Subjects and methods: HASTE sequences were performed in 80 infants and children. Two radiologists who were unaware of the patients' medical histories independently reviewed the images for the presence of nine findings: defects of the parenchyma, hypoplasia or agenesis of the corpus callosum, edema, signs of increased intracranial pressure, myelination disorders, migration disorders, malformations, tumors, and widening of spaces of the cerebrospinal fluid. A conventional MR imaging examination that served as the reference examination was evaluated by the same two radiologists in a final consensus interpretation. The findings detected on the HASTE images were compared with the findings seen on the conventional MR images. The sensitivity and specificity of HASTE sequences were calculated, and Cohen's kappa statistic was used to determine interobserver agreement.

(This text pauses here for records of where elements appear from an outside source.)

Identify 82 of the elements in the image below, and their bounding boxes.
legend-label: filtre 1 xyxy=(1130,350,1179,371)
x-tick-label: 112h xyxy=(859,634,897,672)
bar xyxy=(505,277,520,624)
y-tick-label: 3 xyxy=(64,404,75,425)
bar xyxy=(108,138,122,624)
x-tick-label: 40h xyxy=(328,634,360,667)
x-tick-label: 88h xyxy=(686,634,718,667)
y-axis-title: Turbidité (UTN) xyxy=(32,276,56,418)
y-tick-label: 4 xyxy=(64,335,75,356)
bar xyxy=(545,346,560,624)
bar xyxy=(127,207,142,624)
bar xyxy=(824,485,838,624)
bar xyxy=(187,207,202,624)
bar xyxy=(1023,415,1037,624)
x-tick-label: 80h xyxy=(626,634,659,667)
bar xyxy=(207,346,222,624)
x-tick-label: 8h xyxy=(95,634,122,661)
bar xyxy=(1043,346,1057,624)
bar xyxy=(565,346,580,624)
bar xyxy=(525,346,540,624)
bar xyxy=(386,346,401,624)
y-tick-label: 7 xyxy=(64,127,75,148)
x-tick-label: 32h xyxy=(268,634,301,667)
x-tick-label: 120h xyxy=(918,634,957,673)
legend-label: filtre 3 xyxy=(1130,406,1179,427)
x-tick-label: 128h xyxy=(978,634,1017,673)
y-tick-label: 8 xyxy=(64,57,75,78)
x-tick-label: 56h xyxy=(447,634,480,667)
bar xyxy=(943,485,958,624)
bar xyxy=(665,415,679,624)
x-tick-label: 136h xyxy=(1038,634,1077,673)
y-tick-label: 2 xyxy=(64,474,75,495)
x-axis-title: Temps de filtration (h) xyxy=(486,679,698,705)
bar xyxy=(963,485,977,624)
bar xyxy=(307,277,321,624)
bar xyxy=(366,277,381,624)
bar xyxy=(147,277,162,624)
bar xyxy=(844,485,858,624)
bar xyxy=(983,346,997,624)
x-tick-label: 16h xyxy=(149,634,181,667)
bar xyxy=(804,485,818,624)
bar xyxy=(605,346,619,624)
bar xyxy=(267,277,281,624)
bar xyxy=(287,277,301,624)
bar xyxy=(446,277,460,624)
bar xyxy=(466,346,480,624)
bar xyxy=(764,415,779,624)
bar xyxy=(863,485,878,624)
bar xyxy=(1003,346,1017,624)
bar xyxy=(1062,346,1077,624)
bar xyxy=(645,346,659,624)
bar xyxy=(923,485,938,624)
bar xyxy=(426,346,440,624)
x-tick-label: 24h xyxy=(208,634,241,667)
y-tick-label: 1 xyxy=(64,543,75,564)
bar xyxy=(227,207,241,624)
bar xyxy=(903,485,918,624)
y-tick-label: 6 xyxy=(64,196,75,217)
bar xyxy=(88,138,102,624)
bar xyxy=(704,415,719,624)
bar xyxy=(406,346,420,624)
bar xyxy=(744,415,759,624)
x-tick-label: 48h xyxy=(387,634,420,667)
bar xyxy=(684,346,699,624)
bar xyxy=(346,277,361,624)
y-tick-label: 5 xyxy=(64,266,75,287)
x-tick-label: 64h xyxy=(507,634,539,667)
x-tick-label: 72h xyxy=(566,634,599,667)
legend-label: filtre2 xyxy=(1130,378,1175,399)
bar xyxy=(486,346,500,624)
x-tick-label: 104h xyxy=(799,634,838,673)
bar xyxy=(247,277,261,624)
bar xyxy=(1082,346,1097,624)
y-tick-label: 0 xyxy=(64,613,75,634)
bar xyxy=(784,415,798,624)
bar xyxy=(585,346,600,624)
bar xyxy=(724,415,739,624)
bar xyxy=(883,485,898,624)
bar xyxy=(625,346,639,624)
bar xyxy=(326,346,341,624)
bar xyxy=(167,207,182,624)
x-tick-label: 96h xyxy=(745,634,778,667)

Results: Both radiologists correctly diagnosed all 20 defects of the parenchyma that were present in the patients. Radiologist 1 correctly identified 20 and radiologist 2 correctly identified 21 of the 22 patients with hypoplasia or agenesis of the corpus callosum. Both radiologists correctly diagnosed edema in eight of the nine patients in whom edema was present, and both correctly identified signs of increased intracranial pressure in eight of the nine children who had this condition. Radiologist 1 correctly diagnosed seven and radiologist 2 correctly identified nine of the 11 cases of myelination disorders. Both radiologists correctly diagnosed six of the 14 cases with migration disorders. All 13 brain malformations present in the patients were correctly identified by both reviewers. Both radiologists correctly identified all 11 patients with tumors, and both correctly identified all 35 patients with widening of spaces of the cerebrospinal fluid.
Conclusion: HASTE images are highly sensitive for excluding the presence of brain tumor, hydrocephalus, or malformations of the brain. HASTE images are not reliable for evaluating patients with suspected myelination disorders or migration disorders.